LCD Soundsystem, “American
Dream”, in https://www.youtube.com/watch?v=ML1MUKOJIIo
Experimentemos deixar as coisas inúteis
ao deus-dará. Ficarão emaranhadas na indiferença que passa a ser seu selo
distintivo. Amontoam-se, à espera da poeira. À espera que alguém, num dia
porventura incerto, delas tenha visibilidade.
Percebe-se que ficam expostas ao
olvido, pois a sua inutilidade adestra-as ao esquecimento. Envelhecem. Ainda mais
depressa do que antes de o serem, quando uma conjugação de fatores ditou a sua
incongruência. Perdidas numa sobra de materiais sem serventia, envelhecem ainda
mais. Ficam imersas na decadência própria do seu estatuto de sucata. Nem sequer
se intui um esforço para atapetar memórias, fazendo desfilar a opulência de
outros tempos, quando ainda nem sequer havia a noção de poderem ser sucata. Nessa
altura, a sucata era apenas uma palavra vã. Um monumento à inestética, de cada
vez que havia estradas para percorrer e elas tinham precipícios compostos de
sucatas. Pois elas agridem o olhar, com o ajuntamento caótico de peças metálicas
desconjuntadas, as sobras dos acidentes de viação em ferros retorcidos, peças
avulsas espalhadas ao acaso, a ferrugem mosqueando a paisagem.

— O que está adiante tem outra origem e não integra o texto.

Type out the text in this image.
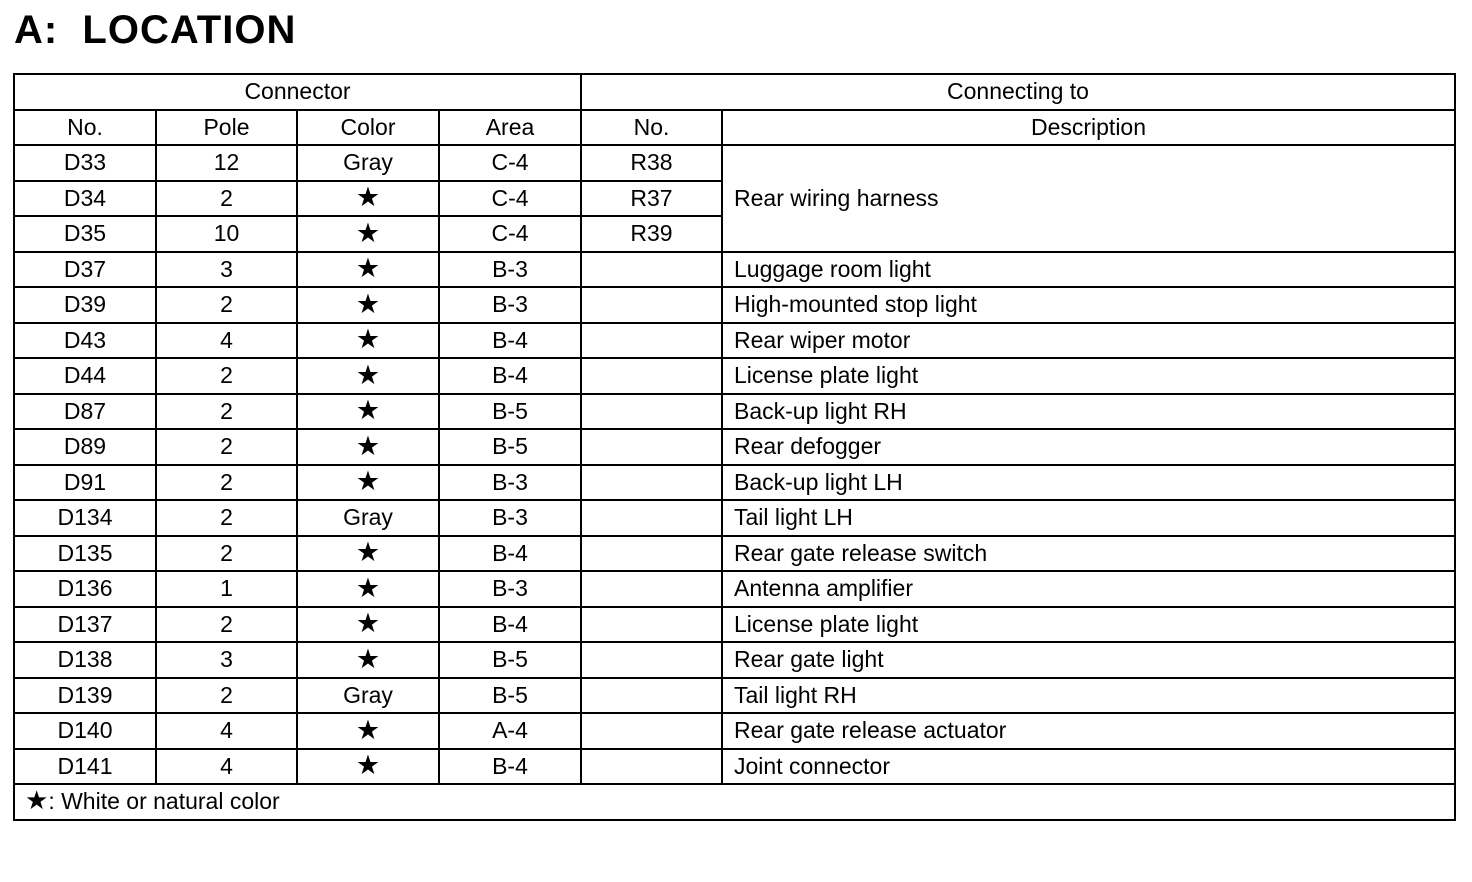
A:  LOCATION
Connector				Connecting to	
No.	Pole	Color	Area	No.	Description
D33	12	Gray	C-4	R38	Rear wiring harness
D34	2	★	C-4	R37	
D35	10	★	C-4	R39	
D37	3	★	B-3		Luggage room light
D39	2	★	B-3		High-mounted stop light
D43	4	★	B-4		Rear wiper motor
D44	2	★	B-4		License plate light
D87	2	★	B-5		Back-up light RH
D89	2	★	B-5		Rear defogger
D91	2	★	B-3		Back-up light LH
D134	2	Gray	B-3		Tail light LH
D135	2	★	B-4		Rear gate release switch
D136	1	★	B-3		Antenna amplifier
D137	2	★	B-4		License plate light
D138	3	★	B-5		Rear gate light
D139	2	Gray	B-5		Tail light RH
D140	4	★	A-4		Rear gate release actuator
D141	4	★	B-4		Joint connector
★: White or natural color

As sucatas como cemitérios onde as carcaças
inúteis eram depositadas. Agora, tem-se a noção que a sucata não é um cemitério.

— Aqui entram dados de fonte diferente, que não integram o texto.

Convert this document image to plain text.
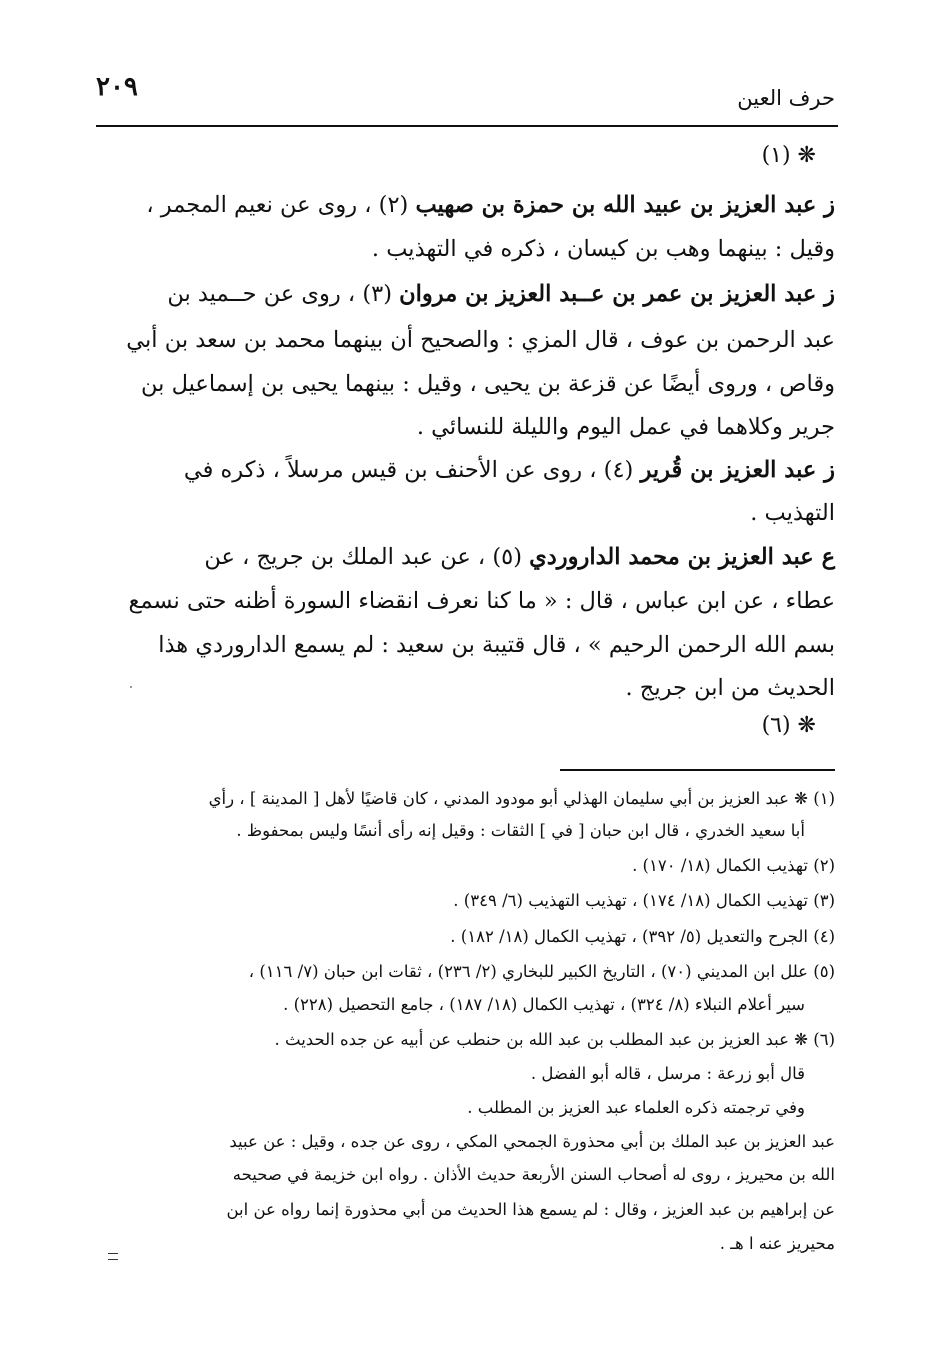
٢٠٩	حرف العين
(١) ❋
ز عبد العزيز بن عبيد الله بن حمزة بن صهيب (٢) ، روى عن نعيم المجمر ،
وقيل : بينهما وهب بن كيسان ، ذكره في التهذيب .
ز عبد العزيز بن عمر بن عــبد العزيز بن مروان (٣) ، روى عن حــميد بن
عبد الرحمن بن عوف ، قال المزي : والصحيح أن بينهما محمد بن سعد بن أبي
وقاص ، وروى أيضًا عن قزعة بن يحيى ، وقيل : بينهما يحيى بن إسماعيل بن
جرير وكلاهما في عمل اليوم والليلة للنسائي .
ز عبد العزيز بن قُرير (٤) ، روى عن الأحنف بن قيس مرسلاً ، ذكره في
التهذيب .
ع عبد العزيز بن محمد الداروردي (٥) ، عن عبد الملك بن جريج ، عن
عطاء ، عن ابن عباس ، قال : « ما كنا نعرف انقضاء السورة أظنه حتى نسمع
بسم الله الرحمن الرحيم » ، قال قتيبة بن سعيد : لم يسمع الداروردي هذا
الحديث من ابن جريج .
(٦) ❋
(١) ❋ عبد العزيز بن أبي سليمان الهذلي أبو مودود المدني ، كان قاضيًا لأهل [ المدينة ] ، رأي
أبا سعيد الخدري ، قال ابن حبان [ في ] الثقات : وقيل إنه رأى أنسًا وليس بمحفوظ .
(٢) تهذيب الكمال (١٨/ ١٧٠) .
(٣) تهذيب الكمال (١٨/ ١٧٤) ، تهذيب التهذيب (٦/ ٣٤٩) .
(٤) الجرح والتعديل (٥/ ٣٩٢) ، تهذيب الكمال (١٨/ ١٨٢) .
(٥) علل ابن المديني (٧٠) ، التاريخ الكبير للبخاري (٢/ ٢٣٦) ، ثقات ابن حبان (٧/ ١١٦) ،
سير أعلام النبلاء (٨/ ٣٢٤) ، تهذيب الكمال (١٨/ ١٨٧) ، جامع التحصيل (٢٢٨) .
(٦) ❋ عبد العزيز بن عبد المطلب بن عبد الله بن حنطب عن أبيه عن جده الحديث .
قال أبو زرعة : مرسل ، قاله أبو الفضل .
وفي ترجمته ذكره العلماء عبد العزيز بن المطلب .
عبد العزيز بن عبد الملك بن أبي محذورة الجمحي المكي ، روى عن جده ، وقيل : عن عبيد
الله بن محيريز ، روى له أصحاب السنن الأربعة حديث الأذان . رواه ابن خزيمة في صحيحه
عن إبراهيم بن عبد العزيز ، وقال : لم يسمع هذا الحديث من أبي محذورة إنما رواه عن ابن
محيريز عنه ا هـ .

Fazem-se negócios nas sucatas. Elas conservam alguma utilidade. Não se trata de
um amontoado exasperante de quinquilharia. As peças avulsas podem ter procura, a
qualquer momento. Ainda lhes sobra uma função mercantil. Uma sucata não é a
incarnação de um cemitério, mas é a personificação da decadência. O lugar onde são
vertidos os despojos de algo que outrora teve certamente alguma grandeza.
No ocaso de uma sucata, resta
apreciar o entardecer na sua finitude. As cores mestiçadas que se sobrepõem em
camadas podem não ser recompensa para a angústia de uma sucata. À falta de
melhor, que sobre a semelhança de um entardecer onde se conserva alguma estatura.
Ou o pesar específico que repousa sobre a idiossincrasia de cada despojo
amontoado. Ao menos, há essa serventia. Uma serventia, qualquer.